Numbers flickered inside my head. I could see Keene’s dark green, and I wanted more than anything to shift to him and let him take it from there, but that would compromise Patrick. My fingers tightened around the woman’s rifle, just in case her friends made it here before Cort did. “I’m shift—”

“—ing.” I finished the word in my new location. But instead of the limo appearing around me, I found myself on the floor in another bathroom. A plush throw rug in front of the sink pillowed my head. It was huge as far as bathrooms were concerned, but I was sick to death of them.

“Mari, what are you doing?” Keene sounded angry now, his voice almost obscured by static.

“I don’t know.” I gave myself up to the darkness.

THE SHARP JAB OF A
needle awoke me. Pain followed, just as stabbing and bright as the overhead lights. Keene knelt beside me, his lean face set. He pulled out the needle and inserted it again in another place and then another until all the liquid in the syringe was gone.

“That better be some kind of painkiller,” I muttered.

“Mixed with curequick.”

He put the needle aside and began cleaning my wound. Pain again rippled through me, but less now than before.
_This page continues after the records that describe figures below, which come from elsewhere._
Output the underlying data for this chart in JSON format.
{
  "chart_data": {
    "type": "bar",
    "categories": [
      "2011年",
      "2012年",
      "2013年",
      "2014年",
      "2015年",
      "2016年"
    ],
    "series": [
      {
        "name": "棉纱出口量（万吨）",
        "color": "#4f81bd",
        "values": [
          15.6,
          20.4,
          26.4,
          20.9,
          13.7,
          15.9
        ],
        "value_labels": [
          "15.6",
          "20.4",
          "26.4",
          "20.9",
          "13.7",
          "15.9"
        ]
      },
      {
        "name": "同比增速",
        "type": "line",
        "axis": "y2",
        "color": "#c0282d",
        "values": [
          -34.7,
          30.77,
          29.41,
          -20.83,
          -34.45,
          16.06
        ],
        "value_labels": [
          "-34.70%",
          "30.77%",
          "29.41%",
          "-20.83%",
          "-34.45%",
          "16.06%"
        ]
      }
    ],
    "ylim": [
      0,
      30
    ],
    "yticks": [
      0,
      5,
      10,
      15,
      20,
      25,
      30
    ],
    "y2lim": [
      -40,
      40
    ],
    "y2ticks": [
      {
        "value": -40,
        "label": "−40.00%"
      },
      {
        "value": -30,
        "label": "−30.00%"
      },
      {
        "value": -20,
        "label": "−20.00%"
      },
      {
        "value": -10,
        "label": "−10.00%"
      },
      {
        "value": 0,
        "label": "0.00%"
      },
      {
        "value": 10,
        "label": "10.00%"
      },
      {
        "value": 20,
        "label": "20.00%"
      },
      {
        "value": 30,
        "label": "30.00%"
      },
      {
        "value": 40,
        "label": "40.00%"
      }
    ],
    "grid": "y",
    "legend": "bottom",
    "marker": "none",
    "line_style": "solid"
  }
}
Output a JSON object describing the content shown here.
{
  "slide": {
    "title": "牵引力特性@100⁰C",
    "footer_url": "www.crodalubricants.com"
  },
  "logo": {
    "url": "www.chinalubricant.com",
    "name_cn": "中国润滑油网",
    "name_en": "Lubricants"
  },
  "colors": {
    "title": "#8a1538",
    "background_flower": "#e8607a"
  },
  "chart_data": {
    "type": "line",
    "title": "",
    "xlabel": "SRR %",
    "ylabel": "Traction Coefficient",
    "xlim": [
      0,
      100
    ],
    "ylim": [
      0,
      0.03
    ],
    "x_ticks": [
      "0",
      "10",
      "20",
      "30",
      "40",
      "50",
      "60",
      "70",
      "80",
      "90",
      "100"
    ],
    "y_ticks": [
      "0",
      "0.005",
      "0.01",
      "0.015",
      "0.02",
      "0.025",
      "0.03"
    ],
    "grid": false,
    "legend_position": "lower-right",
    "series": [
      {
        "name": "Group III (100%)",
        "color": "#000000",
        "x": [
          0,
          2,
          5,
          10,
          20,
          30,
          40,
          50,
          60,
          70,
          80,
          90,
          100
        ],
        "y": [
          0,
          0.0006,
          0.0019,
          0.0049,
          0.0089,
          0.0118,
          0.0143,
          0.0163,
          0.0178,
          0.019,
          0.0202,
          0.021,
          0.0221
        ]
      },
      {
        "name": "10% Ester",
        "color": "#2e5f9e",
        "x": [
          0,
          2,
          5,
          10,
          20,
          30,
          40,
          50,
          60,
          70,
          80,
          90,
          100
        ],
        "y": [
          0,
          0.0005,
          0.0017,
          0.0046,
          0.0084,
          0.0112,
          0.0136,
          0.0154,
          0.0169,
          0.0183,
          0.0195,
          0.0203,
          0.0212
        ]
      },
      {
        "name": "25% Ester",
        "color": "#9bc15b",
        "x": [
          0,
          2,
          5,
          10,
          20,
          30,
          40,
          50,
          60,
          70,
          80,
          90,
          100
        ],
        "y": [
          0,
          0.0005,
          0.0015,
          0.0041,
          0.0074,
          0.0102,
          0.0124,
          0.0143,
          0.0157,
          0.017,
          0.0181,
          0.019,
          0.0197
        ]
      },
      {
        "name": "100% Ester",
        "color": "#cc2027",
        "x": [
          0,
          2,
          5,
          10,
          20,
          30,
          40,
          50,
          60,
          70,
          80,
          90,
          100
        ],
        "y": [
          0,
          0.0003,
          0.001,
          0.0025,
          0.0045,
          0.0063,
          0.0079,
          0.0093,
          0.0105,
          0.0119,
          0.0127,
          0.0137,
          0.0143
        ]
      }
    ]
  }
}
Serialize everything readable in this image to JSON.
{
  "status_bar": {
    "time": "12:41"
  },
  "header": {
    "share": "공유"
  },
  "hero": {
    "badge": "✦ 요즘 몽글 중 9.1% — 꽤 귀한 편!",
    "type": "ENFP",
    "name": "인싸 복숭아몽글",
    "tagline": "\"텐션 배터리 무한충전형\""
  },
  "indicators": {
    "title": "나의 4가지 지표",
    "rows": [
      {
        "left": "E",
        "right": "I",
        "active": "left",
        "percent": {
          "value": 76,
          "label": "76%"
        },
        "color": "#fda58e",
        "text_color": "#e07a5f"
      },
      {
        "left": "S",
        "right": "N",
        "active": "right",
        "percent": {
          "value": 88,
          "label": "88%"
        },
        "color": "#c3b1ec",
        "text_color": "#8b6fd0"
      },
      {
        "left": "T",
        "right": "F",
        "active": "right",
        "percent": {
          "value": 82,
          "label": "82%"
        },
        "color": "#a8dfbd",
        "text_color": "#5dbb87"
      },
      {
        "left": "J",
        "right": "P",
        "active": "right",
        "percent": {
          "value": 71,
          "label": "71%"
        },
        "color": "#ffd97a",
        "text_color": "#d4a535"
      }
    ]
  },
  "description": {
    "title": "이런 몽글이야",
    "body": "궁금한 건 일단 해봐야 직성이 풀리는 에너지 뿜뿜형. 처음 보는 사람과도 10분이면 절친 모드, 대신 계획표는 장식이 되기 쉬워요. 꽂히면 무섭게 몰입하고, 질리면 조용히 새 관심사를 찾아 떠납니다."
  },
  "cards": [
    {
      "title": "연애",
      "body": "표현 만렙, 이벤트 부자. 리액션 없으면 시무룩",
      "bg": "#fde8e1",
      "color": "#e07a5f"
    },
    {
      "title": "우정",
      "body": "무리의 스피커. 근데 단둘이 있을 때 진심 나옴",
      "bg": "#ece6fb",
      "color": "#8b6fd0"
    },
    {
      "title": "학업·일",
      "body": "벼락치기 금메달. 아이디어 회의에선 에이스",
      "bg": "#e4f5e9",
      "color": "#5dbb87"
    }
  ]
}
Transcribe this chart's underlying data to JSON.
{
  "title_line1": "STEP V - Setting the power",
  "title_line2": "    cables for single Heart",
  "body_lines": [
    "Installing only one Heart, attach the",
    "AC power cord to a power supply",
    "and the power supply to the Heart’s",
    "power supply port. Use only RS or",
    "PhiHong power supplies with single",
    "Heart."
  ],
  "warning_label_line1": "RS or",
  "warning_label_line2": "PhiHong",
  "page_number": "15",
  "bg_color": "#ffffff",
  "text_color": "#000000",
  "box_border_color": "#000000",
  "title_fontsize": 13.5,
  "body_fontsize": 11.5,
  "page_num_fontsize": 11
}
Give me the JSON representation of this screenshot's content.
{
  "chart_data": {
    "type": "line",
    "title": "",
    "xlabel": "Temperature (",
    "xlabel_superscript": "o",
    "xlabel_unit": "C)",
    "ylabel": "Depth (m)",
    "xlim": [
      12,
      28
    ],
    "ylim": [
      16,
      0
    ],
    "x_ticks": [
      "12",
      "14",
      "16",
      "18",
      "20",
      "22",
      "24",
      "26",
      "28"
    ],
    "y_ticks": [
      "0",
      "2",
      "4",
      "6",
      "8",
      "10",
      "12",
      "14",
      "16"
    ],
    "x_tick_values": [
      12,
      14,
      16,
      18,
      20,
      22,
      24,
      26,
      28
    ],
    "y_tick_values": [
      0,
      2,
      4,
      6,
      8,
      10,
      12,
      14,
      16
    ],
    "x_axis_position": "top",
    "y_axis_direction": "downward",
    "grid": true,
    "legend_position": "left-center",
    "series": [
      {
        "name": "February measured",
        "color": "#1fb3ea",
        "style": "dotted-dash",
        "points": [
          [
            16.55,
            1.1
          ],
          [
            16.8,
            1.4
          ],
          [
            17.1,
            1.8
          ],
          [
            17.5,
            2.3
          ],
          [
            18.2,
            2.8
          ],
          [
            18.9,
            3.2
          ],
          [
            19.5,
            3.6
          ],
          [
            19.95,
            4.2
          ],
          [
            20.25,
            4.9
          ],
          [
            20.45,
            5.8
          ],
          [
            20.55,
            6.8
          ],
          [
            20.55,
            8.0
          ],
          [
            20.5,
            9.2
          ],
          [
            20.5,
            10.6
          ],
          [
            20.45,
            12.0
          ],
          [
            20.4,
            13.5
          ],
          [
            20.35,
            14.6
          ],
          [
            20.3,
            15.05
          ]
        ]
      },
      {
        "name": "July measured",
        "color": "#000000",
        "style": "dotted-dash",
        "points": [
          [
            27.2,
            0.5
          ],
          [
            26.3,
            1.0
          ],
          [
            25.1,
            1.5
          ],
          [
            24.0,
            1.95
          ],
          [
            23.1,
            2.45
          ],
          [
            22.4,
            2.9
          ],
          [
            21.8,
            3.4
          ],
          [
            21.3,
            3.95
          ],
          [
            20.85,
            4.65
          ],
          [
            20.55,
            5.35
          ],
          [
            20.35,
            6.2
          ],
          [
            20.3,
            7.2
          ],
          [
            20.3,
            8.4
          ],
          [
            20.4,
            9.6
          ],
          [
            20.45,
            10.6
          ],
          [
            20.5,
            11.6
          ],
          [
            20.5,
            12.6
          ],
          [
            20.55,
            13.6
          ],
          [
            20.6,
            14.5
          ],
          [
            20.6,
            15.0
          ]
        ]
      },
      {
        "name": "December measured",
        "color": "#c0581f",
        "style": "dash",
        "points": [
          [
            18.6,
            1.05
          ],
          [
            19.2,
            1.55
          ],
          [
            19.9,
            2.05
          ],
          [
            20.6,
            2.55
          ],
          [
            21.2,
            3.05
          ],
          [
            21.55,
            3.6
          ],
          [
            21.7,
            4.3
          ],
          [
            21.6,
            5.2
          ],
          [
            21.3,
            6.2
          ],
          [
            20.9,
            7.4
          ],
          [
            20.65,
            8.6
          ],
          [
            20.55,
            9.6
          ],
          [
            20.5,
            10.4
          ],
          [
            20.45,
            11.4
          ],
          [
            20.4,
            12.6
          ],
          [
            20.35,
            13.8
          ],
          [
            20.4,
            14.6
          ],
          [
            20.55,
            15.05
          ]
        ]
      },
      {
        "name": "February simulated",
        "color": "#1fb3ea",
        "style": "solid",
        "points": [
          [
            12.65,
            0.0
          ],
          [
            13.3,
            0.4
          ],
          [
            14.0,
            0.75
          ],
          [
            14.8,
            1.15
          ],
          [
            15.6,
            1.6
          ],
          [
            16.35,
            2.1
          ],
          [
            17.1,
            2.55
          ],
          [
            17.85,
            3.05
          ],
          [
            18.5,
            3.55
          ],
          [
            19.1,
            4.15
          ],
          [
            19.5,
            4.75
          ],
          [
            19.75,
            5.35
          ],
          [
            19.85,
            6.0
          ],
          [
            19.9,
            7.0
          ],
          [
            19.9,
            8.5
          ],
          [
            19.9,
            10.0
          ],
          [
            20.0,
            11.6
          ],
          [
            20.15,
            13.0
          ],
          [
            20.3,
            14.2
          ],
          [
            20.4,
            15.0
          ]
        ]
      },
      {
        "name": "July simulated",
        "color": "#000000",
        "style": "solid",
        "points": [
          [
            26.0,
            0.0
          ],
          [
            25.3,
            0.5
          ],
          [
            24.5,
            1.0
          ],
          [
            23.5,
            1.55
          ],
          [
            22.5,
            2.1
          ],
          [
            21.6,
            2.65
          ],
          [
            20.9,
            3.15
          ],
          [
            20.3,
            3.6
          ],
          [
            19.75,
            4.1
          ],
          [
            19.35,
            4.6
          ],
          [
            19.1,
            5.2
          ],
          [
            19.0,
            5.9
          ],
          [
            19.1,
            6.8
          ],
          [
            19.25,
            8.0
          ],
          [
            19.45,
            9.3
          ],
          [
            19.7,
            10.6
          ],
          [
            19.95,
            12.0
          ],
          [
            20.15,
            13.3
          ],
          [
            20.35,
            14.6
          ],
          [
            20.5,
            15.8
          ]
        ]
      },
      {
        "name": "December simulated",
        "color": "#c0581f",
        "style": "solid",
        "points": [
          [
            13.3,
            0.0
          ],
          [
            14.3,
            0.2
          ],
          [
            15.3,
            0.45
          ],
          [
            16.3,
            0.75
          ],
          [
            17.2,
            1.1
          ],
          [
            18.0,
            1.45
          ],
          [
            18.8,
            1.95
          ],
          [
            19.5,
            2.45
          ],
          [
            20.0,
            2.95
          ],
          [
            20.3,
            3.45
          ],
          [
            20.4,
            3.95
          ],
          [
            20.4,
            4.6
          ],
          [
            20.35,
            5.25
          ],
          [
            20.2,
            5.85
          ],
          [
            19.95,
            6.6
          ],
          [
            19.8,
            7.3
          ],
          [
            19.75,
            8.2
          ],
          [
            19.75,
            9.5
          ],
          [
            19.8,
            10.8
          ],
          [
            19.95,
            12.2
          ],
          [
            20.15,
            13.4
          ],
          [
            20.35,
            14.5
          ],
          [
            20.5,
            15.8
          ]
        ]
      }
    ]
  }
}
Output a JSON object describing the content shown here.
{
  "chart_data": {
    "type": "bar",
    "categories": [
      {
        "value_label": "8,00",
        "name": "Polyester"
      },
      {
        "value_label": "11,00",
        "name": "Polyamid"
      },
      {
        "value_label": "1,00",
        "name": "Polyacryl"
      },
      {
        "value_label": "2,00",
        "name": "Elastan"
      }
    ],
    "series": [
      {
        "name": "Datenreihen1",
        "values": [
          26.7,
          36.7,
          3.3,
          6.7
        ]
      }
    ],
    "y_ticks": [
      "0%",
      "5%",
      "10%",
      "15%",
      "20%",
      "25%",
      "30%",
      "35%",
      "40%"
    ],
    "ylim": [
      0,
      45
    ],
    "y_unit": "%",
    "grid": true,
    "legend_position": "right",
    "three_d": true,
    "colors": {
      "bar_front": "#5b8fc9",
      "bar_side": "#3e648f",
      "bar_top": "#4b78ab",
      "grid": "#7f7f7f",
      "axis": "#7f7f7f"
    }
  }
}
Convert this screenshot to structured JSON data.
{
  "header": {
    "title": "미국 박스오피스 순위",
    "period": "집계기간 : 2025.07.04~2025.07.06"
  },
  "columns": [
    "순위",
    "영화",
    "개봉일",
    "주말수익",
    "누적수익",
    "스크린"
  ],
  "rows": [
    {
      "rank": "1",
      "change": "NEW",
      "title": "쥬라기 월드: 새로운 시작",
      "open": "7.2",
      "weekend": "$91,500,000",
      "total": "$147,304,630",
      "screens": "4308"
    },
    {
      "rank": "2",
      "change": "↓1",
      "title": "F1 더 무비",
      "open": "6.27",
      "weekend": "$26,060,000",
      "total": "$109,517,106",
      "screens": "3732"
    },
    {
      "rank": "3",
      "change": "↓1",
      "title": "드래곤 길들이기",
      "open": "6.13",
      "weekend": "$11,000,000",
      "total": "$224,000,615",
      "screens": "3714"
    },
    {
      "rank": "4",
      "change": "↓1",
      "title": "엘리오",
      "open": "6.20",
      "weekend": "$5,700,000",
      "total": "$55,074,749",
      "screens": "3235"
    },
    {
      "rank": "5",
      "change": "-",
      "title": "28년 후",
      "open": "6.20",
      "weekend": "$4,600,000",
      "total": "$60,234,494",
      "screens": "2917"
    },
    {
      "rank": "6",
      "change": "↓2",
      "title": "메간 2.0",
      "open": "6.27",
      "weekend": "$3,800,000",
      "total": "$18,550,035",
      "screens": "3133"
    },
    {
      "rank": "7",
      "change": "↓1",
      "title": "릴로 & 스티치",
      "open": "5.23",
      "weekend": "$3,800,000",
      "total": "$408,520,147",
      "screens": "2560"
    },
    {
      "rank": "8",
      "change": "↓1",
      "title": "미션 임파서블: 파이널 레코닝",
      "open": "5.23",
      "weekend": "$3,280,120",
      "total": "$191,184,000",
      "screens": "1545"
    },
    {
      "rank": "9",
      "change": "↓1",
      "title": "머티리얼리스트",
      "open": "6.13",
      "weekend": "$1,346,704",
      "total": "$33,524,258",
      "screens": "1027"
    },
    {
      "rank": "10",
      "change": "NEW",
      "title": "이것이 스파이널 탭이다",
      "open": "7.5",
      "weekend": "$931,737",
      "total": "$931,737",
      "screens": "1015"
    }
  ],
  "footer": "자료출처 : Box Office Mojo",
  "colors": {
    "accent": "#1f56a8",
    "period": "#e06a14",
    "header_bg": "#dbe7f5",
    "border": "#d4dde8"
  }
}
I couldn’t help the sigh that escaped my lips.

Keene chuckled. “Well, at least you came back to the house. I wasn’t sure there for a minute until my GPS finally pinpointed your signal.”

I was still lying on the bathroom floor, but there was a real pillow under my head now. A puffy white quilt I recognized as having been on my bed covered all of me but the arm, which lay on several equally white towels. The sleeve of my suit was gone, and the jagged edges told me Keene had cut it with a knife. He finished cleaning, and somehow the thread for stitches was already in his hands. I was happy he’d shot me with painkiller, but my body would get rid of it fast, so I hoped he hurried. I’d heal without the stitches, of course, but they would help the process. The curequick would also increase my already rapid ability to heal by up to five times.

Keene’s hands were gentle, and for no reason at all I thought of how his hands had felt touching other places on my body earlier in his room. The door opened, scattering the thoughts, and Patrick slid inside, shutting the door behind him.

“Okay, I think we’re good,” Patrick said. “The Secret Service doesn’t really believe your story about Mari leaving the bathroom without being seen, but since she’s here and they believe nothing weird happened at the school, they’re letting it go. They did post a couple extra agents here in case there’s any more bombs.” He knelt down next to me, smoothing my hair from my face where it blocked my vision. “I’m glad you’re okay.”

“Me too. But really, there wasn’t much danger. I just moved a little too slow. Didn’t know getting shot was this bad.”

Patrick grimaced. “You never get used to it. When the Emporium had me, they used to shoot me just for fun. Then they’d fill me with their version of curequick so I’d recover faster and then do it all again.” He shuddered. “That experience is what made me volunteer to be the face of the Unbounded. We can’t let the Emporium win.”

“Too bad Hunters don’t realize we’re on their side,” I said. “What about Lucinda? She okay?”

“She came back a while ago. She’s downstairs in the kitchen now. The Secret Service agent who works with my cook is apparently out sick today, so Luce volunteered to help with what’s going to be our very late lunch.”